Run node only at end of the pipeline

What is the goal you are trying to achieve?
I am trying to get dataset A from a database, compare it with the latest data that is dataset B and only at the end of the pipeline i’d like to set dataset A to dataset B.

What have you tried, in order to accomplish the goal?

  def create_pipeline(**kwargs):
   node_consumer = node(
       lambda x: x, ["data_redshift"], "data_csv", name="data_consumer"
   node_get_diff = node(
       get_diff, ["data_csv", "csv_latest"], "data_to_sync", name="get_diff"
   node_sync = node(sync, ["data_to_sync"], None, name="data_sync")
   node_update_latest = node(lambda x: x, ["data_csv"], "csv_latest", name="update_latest")
   return Pipeline([node_consumer, node_get_diff, node_sync, node_update_latest])

But when I try to run this I receive a circular dependency error cause csv_latest is used in node_consumer as input and node_update_latest as output. I understood it. But what should be a correct way to do that with kedro?

What version of Kedro are you using? (Use kedro -V)

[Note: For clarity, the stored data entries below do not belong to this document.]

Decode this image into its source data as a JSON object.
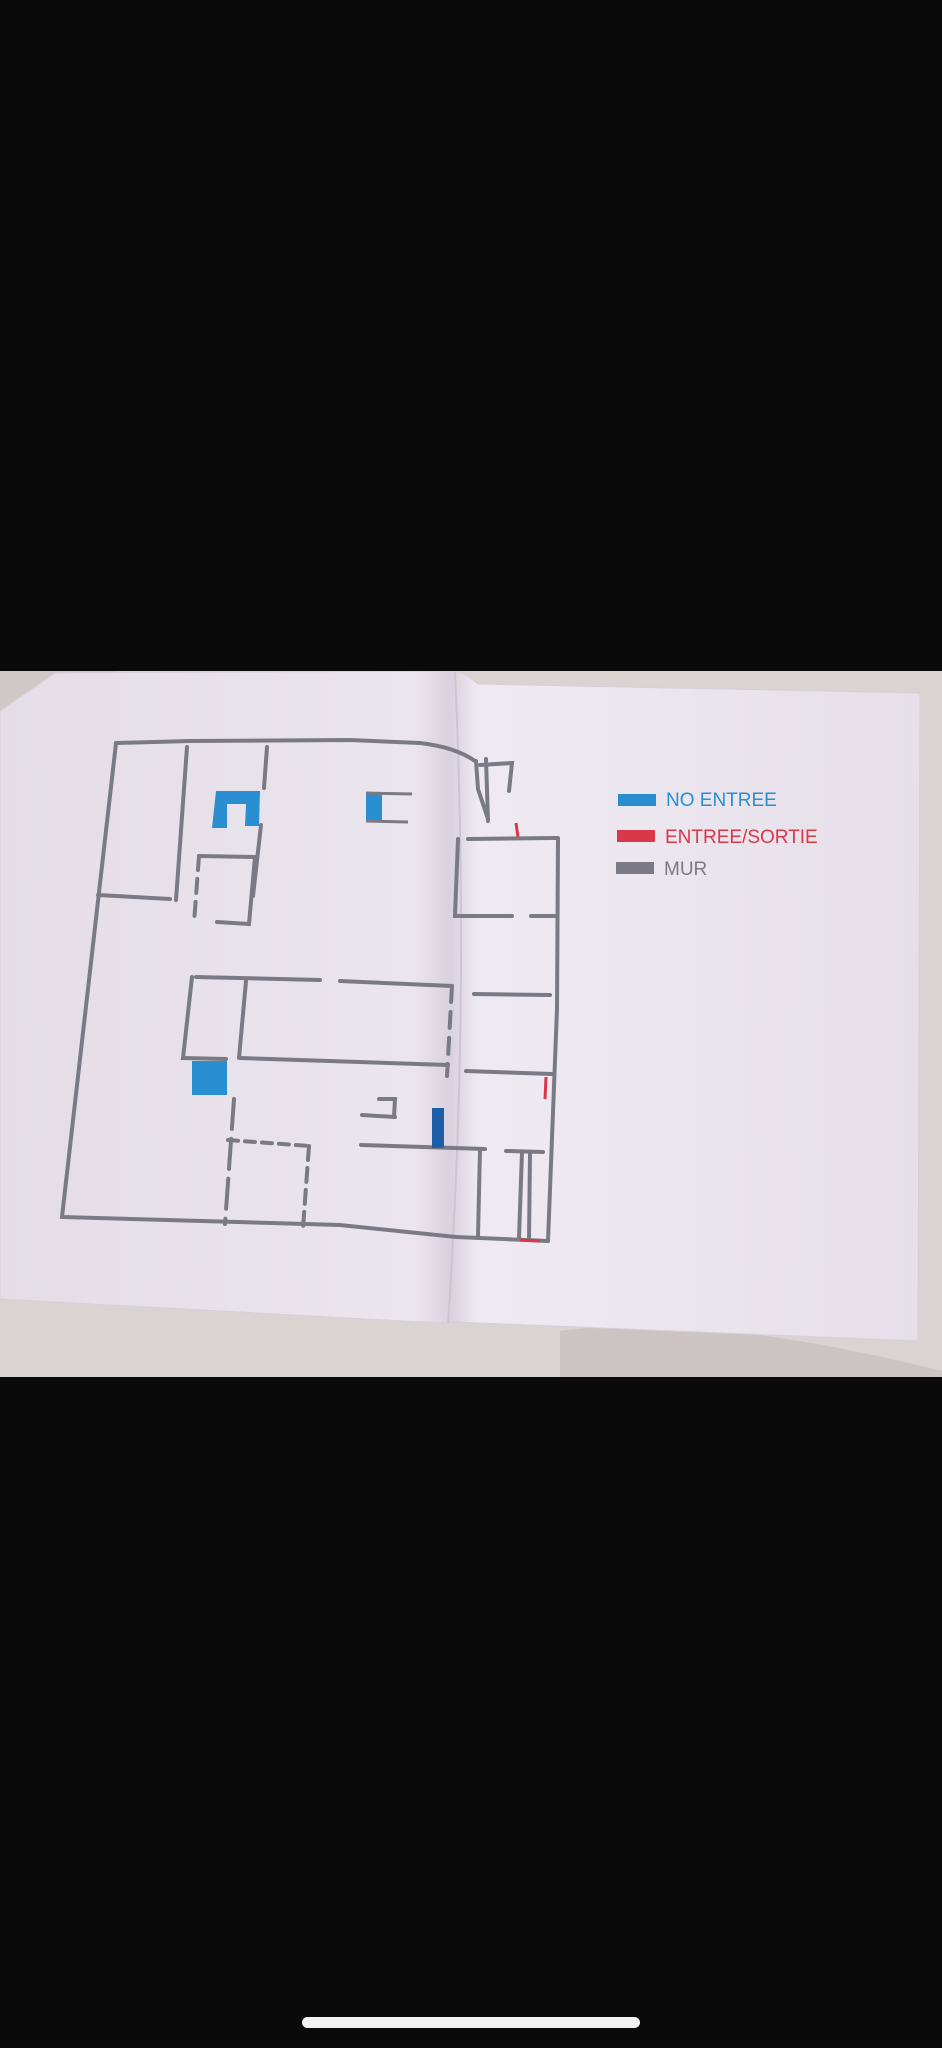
{
  "legend": {
    "items": [
      {
        "label": "NO ENTREE",
        "color": "#2a8fd0"
      },
      {
        "label": "ENTREE/SORTIE",
        "color": "#d8384a"
      },
      {
        "label": "MUR",
        "color": "#7a7a84"
      }
    ]
  },
  "colors": {
    "background": "#0a0a0b",
    "paper": "#ebe4ee",
    "wall": "#7a7a84",
    "no_entry": "#2a8fd0",
    "entry_exit": "#d8384a",
    "bedsheet": "#d9d3d2",
    "home_indicator": "#f2f2f2"
  }
}
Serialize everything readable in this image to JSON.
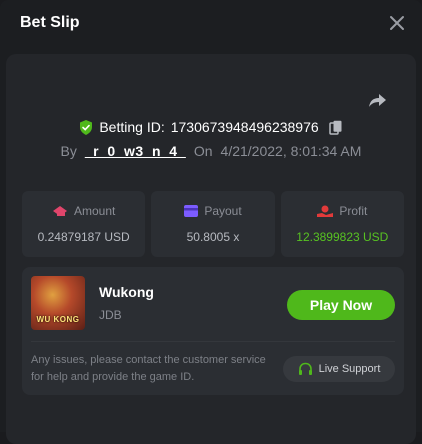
{
  "header": {
    "title": "Bet Slip"
  },
  "bet": {
    "id_label": "Betting ID:",
    "id_value": "1730673948496238976",
    "by_label": "By",
    "username": "_r_0_w3_n_4_",
    "on_label": "On",
    "datetime": "4/21/2022, 8:01:34 AM"
  },
  "stats": {
    "amount": {
      "label": "Amount",
      "value": "0.24879187 USD"
    },
    "payout": {
      "label": "Payout",
      "value": "50.8005 x"
    },
    "profit": {
      "label": "Profit",
      "value": "12.3899823 USD"
    }
  },
  "game": {
    "name": "Wukong",
    "provider": "JDB",
    "thumb_text": "WU KONG",
    "play_label": "Play Now"
  },
  "support": {
    "help_text": "Any issues, please contact the customer service for help and provide the game ID.",
    "button_label": "Live Support"
  },
  "colors": {
    "accent_green": "#4fb81b",
    "profit_green": "#58c322",
    "amount_icon": "#e0456b",
    "payout_icon": "#7c5cff",
    "profit_icon": "#e23a3a"
  }
}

Do you have any custom plugins?

Welcome to the community @soufraz!

The most common way I have seen to resolve circular dependencies is to have a second dataset in the catalog that points to the same filepath. Make sure you document this well so that your team knows what is going as kedro will treat them as separate sources.

1 Like

Thank you. Simple and awesome solution hahahaha.

1 Like

Glad to help !

1 Like